I looked over at Jude just as he took in another mouthful of noodles.
"What are you doing with me?" I asked. "And don't give me any of that bullshit about attraction or how you like me. We both know I've been nothing but a pain in the ass and you would have been better off walking away in the first place. What are you doing with me?"
Jude stirred his soup for a moment and then looked in my direction.
"I do like you."
"Jude..." I frowned.
"Well I do." he insisted. "I mean, yeah, I'm attracted to you, and I won't lie and say that I don't want you in the let's see what's in your pants kinda way, because I do. But, those aren't the reasons why I like you. I just... like you. I did the first time I saw you, when you were waiting all politely for your turn to talk to Trina, even though it was obvious that she wanted nothing to do with you-that was definitely cute. Then, when you actually showed up at that party, I liked hanging out with you, and I even like all of the craziness that seems to follow you around. And, you're real. I like that you're real."
"Real? That's kinda funny, considering the fact that I can't even remember who the real me is."
"You're just confused right now. You'll figure it out, I believe that. But, that's not what I meant. I mean, maybe you don't see yourself as normal, but you're the closest to normal that I've seen in a while.
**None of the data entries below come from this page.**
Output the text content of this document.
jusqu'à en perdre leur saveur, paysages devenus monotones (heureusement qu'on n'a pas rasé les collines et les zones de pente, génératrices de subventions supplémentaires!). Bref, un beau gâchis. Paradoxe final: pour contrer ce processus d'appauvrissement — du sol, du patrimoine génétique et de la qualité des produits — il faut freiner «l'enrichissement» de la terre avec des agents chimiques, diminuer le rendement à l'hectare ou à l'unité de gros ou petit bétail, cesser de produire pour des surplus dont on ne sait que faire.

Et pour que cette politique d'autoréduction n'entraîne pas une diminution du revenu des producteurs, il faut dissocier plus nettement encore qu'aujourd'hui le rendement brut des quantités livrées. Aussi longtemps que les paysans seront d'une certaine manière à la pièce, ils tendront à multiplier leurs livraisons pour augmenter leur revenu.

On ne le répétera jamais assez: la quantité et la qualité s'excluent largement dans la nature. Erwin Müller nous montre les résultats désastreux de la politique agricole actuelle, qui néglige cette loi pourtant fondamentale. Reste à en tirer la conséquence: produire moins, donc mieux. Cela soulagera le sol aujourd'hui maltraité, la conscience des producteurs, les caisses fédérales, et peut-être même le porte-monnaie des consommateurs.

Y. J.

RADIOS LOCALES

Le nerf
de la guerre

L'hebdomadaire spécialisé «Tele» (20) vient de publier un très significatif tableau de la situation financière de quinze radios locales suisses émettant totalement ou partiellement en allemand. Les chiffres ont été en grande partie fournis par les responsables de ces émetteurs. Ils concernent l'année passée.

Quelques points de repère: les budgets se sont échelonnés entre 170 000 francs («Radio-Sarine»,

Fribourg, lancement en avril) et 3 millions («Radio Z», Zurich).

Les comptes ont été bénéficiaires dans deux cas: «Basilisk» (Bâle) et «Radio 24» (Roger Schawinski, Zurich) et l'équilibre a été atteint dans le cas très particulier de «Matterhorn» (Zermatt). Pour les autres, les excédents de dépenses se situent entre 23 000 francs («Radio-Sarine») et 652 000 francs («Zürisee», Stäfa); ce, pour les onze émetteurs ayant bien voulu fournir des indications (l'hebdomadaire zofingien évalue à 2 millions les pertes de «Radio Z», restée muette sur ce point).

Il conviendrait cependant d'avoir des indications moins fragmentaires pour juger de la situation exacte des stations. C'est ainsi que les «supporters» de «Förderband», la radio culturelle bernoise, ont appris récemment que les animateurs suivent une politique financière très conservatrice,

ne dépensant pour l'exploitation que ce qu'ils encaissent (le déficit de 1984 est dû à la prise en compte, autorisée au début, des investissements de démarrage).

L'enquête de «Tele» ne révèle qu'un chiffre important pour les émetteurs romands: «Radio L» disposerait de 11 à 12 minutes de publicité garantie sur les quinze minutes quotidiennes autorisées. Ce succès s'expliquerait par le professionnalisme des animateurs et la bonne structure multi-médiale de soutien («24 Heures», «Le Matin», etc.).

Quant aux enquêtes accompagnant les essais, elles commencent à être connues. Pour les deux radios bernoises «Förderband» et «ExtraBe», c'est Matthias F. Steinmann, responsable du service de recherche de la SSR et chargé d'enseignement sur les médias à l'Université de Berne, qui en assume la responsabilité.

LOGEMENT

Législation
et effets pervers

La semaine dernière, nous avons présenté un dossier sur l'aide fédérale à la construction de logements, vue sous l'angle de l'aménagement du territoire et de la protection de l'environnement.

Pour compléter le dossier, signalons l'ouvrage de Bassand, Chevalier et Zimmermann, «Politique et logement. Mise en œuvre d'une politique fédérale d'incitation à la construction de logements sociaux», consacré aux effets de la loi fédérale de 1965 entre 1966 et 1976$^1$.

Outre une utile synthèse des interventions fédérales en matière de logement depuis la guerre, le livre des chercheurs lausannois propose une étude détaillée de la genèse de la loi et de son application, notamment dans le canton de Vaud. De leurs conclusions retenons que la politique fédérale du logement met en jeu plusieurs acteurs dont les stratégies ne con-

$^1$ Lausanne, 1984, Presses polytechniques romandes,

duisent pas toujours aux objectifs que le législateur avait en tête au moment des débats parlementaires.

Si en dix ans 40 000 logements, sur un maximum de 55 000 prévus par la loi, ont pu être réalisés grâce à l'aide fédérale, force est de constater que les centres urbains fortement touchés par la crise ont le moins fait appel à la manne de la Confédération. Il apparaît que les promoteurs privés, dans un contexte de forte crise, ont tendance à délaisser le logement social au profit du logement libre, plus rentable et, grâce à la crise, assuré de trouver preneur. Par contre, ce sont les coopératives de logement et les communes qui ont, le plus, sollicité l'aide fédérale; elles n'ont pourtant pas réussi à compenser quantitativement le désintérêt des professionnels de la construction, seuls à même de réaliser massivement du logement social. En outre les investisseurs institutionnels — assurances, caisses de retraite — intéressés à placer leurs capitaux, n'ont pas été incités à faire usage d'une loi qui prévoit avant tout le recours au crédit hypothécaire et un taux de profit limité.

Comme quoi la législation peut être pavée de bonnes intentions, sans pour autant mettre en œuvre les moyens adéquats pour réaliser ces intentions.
You're grounded, a little loopy at times, but still grounded... and whether you know it or not, you have a great family. Maybe you're mom isn't around all that much, and I don't really know her, but your sister... she is your family, and you're lucky to have her. And your friends... they're not running to you with all of their drama, they're running to you for all of yours. And when you figure out that the real you isn't that much different than the person who you've always been... you'll see just how lucky you are, and, how normal you are... and you know, I think I like that you're still in the process of figuring it out, too. It's kinda fun to watch."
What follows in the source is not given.